The females choose their mate based on the location and quality of the nest. Large nests are built out of sticks usually on offshore islands.

 

 We visited a few days the Black Point Settlement. Stock up, doing laundry and Wifi.

 

5 Bitter Guana Cay

On our way to anchor at Bitter Guana Cay

 

Close to Dotham Cut an Osprey build his nest on the edge of the cliff.

 

Bitter Guana Cay in the Exuma chain of the Bahamas is famous for its population of critically endangered Exuma island iguanas.

 

They can grow to 80 years old.

 

From the top of the hill overlooking Vagabund in the bay

 

This tiny island boasts with some magnificent beaches, spectacular crashing waves on the eastern shore.

 

Brett and Gideon of Panache were enjoying the water after our hike.

 

6 Staniel Cay

The Friendly  swimming pigs

"The pigs are said to have been dropped off on Big Major Cay by a group of sailors who wanted to come back and cook them. The sailors, though, never returned; the pigs survived on excess food dumped from passing ships. One other legend has it that the pigs were survivors of a shipwreck and managed to swim to shore, while another claims that the pigs had escaped from a nearby islet."

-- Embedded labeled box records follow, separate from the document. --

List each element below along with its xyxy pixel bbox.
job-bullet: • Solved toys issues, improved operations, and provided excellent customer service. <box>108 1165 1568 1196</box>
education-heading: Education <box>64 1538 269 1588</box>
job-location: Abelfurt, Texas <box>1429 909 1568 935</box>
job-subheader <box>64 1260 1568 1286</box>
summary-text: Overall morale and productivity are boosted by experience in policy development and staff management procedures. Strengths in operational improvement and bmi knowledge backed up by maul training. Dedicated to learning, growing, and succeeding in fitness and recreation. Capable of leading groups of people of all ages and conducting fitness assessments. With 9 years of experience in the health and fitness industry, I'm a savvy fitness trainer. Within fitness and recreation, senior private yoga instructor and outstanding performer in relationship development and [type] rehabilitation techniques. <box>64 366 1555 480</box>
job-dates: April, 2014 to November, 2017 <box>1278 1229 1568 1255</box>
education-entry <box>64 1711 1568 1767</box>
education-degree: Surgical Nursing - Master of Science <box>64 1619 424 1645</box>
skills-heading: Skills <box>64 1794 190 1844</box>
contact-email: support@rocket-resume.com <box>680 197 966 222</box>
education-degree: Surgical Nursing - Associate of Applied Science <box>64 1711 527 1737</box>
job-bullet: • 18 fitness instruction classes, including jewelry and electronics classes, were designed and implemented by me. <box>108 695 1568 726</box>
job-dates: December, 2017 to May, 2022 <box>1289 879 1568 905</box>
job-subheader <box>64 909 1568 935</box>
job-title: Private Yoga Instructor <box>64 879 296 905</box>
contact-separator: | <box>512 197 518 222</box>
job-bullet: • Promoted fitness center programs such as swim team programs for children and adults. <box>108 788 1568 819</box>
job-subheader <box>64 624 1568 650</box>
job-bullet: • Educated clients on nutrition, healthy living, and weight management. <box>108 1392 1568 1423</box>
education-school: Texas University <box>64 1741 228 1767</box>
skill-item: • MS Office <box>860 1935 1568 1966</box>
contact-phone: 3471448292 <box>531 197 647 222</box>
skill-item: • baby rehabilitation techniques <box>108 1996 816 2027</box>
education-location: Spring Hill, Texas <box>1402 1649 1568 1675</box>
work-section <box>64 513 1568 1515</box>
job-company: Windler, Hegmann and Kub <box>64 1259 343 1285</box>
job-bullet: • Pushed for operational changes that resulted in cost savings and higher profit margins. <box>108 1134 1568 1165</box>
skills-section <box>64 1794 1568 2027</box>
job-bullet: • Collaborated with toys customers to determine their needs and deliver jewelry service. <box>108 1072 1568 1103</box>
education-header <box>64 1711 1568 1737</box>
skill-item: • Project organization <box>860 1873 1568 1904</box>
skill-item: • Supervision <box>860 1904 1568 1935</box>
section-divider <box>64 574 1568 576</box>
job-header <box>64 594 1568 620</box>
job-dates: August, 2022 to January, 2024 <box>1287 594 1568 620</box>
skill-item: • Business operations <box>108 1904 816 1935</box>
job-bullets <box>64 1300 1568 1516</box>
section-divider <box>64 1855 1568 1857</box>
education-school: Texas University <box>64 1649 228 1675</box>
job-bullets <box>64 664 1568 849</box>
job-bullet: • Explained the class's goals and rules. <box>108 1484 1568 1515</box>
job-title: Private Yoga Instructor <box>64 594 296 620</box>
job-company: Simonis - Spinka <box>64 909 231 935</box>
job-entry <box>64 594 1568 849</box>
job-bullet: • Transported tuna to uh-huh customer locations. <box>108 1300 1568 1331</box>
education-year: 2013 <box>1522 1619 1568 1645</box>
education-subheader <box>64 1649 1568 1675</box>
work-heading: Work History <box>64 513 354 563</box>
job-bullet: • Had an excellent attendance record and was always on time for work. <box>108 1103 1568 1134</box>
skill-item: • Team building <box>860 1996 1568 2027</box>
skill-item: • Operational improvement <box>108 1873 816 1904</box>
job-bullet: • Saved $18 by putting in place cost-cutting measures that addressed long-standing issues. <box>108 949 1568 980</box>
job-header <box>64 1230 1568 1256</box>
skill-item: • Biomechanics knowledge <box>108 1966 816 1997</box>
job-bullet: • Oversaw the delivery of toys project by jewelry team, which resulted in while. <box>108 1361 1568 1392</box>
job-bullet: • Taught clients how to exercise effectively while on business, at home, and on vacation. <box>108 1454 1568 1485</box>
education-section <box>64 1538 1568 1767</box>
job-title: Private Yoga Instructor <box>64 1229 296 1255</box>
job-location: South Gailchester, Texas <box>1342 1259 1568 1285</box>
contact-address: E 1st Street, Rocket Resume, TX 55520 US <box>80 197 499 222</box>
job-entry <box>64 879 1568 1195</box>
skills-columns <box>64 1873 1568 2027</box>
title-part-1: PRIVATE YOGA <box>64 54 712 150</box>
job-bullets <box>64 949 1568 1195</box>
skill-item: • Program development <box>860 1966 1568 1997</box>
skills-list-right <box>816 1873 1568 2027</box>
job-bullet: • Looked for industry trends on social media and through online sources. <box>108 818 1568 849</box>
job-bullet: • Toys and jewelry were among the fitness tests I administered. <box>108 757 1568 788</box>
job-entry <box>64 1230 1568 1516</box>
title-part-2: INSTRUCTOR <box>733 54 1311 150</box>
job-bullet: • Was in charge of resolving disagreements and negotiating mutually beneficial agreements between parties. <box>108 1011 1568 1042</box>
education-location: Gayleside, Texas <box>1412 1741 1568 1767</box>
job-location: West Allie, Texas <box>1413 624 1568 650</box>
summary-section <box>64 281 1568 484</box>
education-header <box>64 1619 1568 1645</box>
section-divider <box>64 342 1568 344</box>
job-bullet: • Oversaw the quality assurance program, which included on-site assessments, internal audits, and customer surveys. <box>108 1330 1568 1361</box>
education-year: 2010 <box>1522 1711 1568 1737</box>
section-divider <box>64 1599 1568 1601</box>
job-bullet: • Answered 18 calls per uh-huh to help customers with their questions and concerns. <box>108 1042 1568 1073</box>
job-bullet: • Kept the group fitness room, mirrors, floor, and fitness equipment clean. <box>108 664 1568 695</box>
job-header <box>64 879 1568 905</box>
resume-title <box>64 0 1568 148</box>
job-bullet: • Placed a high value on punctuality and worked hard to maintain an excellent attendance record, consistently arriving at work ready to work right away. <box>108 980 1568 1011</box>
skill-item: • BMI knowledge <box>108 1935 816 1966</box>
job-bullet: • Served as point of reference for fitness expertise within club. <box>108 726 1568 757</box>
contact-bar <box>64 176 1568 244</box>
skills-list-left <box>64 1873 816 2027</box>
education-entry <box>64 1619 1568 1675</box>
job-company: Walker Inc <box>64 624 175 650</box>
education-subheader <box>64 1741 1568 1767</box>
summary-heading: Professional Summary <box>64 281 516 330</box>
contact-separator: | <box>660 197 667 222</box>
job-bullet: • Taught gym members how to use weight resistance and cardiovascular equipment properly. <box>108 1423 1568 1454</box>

The pigs are now fed by locals and tourists. Arriving at the beach with a dinghy they came out of the bush.

 

Swimming out to the dinghy towards us.

 

Open her mouth wide so that she can receive food

 

Brett and Gideon explaining to the pig that they did not have any food.

 

Thunderball Grotto

There are several entrances where people can swim through the holes to get into the cavern inside. Some of the tunnels are underwater and you have to swim through a short overhang and hold your breath for a few seconds until you come out the other end of a giant chamber.

 

When you looked back towards the cave opening sunbeams lighting up hundreds of colorful fish. Everywhere we turned, rays of light danced in the crystal clear waters within the cave. James Bond movie: Thunderball  as well as Splash were filmed here.

 

Two Plane Wrecks

Diving the plane wrecks

 

Nurse sharks

Feeding the nurse sharks at the Yacht club

 

7 Compass Cay

Kayak Fishing: While paddling with our kayak Zack hooked up with a nice fish. Despite the fish dragging us all over I still managed to paddle the kayak back to the boat to get the gaff. Zack released the fish after taking the hook out.

Nurse sharks:

Inside Compass Cay Marina the nurse sharks had learned to swim onto the platform to be patted. The sharks skin felt like sand paper.

 

Caves:

We timed our snorkeling at Rocky Dundas at the turn of low tide in order to enter the two caves safely. Both the caves had beautiful stalactite and stalagmite formations and it is legend that these caves were sacred sites for the Lucayans.

 

Braai:

John eyeing out another possible good photo.

 

The three ships (Khya Moya, Panache and Vagabund) arrived at Compass Cay, went on land and declared this piece of land belonging to South Africa for the rest of the afternoon. We had a traditional braai to celebrate the newfound land.

Rachel’s bubble bath

A crystal clear pool that receives breaking waves from the ocean side at high tide. Soon after this photo we had to fish out Zack's sunglasses.